Gimnasia golpeó rápido con un penal convertido por Marcelo Torres tras una infracción muy tonta de Joaquín García, que tuvo un partido pésimo. A partir de ahí, el Lobo hizo tiempo constantemente y Vélez jamás encontró herramientas para romper el partido.
Ni Manuel Lanzini ni Tobías Andrada estuvieron a la altura. El primero tuvo un encuentro flojo y desconectado. El segundo directamente jugó horrible: lento, impreciso y tomando malas decisiones. También volvió a quedar expuesto Dilan Godoy, que incluso ingresó lesionado para intentar cambiar algo, reflejo del pésimo armado de plantel de una secretaría técnica que dejó al equipo sin variantes ofensivas reales.
Paradójicamente, Guillermo planteó bien el partido desde lo táctico. Pero después no supo resolverlo. Los cambios no modificaron nada y el equipo terminó cayendo en pelotazos y centros sin sentido.
Sobre el final hubo cantos contra los jugadores y silbidos. Y razones sobraron.

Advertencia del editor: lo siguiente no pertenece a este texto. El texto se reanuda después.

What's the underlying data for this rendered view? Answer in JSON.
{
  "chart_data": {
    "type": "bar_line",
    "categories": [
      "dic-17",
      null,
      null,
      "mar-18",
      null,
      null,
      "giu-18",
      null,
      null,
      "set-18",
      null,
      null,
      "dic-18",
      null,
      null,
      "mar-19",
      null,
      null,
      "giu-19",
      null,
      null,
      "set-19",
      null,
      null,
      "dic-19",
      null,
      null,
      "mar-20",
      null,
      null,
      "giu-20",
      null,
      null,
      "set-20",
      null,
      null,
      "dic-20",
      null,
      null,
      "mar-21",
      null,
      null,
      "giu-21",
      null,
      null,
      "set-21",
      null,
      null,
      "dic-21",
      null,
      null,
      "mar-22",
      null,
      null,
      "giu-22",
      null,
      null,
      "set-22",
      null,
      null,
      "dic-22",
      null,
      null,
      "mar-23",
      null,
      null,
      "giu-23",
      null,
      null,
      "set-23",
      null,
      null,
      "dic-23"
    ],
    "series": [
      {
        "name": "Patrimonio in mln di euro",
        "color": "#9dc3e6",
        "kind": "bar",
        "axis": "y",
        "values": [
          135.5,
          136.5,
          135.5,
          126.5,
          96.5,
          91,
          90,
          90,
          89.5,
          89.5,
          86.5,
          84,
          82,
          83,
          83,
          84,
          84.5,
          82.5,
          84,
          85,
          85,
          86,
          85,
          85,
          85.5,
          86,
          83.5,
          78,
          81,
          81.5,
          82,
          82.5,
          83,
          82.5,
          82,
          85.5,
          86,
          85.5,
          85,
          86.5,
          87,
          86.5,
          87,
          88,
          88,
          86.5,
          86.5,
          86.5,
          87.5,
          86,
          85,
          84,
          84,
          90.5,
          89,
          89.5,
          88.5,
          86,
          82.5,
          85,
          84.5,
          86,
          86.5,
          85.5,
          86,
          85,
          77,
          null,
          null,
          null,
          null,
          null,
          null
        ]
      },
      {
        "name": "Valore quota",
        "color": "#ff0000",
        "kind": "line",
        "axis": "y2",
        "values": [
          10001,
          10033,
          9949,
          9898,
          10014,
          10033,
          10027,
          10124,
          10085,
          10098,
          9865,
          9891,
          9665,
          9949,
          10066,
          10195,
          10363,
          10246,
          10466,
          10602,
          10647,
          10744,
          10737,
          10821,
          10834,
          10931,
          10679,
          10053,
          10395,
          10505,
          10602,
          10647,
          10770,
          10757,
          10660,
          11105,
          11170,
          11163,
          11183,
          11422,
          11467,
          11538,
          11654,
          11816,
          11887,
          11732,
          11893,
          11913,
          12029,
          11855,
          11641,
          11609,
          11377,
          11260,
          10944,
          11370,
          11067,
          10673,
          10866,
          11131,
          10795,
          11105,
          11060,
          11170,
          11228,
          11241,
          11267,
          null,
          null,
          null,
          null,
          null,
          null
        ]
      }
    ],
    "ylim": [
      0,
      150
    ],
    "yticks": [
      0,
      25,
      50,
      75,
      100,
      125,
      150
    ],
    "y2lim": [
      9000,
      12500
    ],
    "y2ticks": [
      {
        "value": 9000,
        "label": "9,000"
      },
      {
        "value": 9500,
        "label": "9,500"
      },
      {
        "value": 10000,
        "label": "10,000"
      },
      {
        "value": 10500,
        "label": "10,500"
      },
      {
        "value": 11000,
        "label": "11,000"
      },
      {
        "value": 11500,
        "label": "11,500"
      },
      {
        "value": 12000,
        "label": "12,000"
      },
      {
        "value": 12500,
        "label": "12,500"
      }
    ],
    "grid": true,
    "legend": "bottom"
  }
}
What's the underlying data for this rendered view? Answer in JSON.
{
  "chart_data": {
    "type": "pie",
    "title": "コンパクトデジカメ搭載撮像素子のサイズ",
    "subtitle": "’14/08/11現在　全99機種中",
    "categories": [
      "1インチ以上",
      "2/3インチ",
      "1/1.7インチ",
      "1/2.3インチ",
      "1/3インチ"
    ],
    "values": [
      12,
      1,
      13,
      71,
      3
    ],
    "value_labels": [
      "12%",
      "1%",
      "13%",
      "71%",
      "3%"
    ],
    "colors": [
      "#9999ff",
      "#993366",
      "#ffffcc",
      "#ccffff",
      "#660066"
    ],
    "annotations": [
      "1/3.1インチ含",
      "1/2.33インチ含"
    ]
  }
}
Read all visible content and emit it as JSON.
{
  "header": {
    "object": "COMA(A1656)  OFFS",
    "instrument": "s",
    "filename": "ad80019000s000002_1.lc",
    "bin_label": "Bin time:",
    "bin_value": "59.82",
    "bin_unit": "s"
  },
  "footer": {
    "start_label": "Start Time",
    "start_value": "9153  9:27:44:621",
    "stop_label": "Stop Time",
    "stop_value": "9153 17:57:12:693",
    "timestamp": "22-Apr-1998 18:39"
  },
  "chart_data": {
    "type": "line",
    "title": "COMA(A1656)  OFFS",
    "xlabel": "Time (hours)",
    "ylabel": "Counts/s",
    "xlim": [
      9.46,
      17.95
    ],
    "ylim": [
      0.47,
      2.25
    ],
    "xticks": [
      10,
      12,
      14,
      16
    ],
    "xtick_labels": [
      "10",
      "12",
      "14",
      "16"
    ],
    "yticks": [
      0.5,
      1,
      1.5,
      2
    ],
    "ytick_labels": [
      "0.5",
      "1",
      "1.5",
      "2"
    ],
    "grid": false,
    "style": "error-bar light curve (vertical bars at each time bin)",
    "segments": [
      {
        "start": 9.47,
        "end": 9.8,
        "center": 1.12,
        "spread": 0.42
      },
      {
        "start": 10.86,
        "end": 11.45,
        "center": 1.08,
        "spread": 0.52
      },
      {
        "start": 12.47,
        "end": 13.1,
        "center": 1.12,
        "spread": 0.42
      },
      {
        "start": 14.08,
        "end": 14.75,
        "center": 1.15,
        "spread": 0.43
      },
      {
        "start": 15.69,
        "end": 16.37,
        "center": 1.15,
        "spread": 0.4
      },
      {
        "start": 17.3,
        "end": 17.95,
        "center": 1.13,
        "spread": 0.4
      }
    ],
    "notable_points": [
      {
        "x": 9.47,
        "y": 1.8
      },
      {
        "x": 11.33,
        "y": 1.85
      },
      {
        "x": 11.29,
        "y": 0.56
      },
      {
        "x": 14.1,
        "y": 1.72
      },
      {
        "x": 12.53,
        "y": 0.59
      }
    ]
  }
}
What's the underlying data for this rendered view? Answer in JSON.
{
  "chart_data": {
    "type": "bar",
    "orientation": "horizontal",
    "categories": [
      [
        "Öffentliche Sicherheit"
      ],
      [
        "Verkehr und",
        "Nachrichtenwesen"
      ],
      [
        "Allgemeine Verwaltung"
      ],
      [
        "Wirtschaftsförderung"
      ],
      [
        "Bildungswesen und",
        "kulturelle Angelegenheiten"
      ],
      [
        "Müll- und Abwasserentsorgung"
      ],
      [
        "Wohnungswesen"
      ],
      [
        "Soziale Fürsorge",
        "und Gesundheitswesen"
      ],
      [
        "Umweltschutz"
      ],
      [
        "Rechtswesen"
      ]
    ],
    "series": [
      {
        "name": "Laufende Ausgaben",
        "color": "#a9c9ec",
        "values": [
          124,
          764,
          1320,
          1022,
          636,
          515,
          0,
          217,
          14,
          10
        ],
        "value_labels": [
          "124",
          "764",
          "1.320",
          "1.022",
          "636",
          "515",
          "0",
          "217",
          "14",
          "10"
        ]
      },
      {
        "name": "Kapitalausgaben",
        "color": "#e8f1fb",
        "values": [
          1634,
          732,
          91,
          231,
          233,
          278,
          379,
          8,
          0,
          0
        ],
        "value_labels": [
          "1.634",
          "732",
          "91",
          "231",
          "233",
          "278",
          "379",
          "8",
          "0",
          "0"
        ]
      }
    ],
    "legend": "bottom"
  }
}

Vélez ganó apenas uno de los últimos seis partidos de liga y uno de los últimos cuatro de local.
El equipo quedó eliminado sin reacción, sin fútbol y sin carácter. Un cierre de semestre preocupante para un Vélez que, jugando un solo torneo, terminó involucionando.
El único consuelo para los socios será votar en las próximas elecciones de Vélez a la agrupación que proponga un proyecto deportivo serio y competitivo.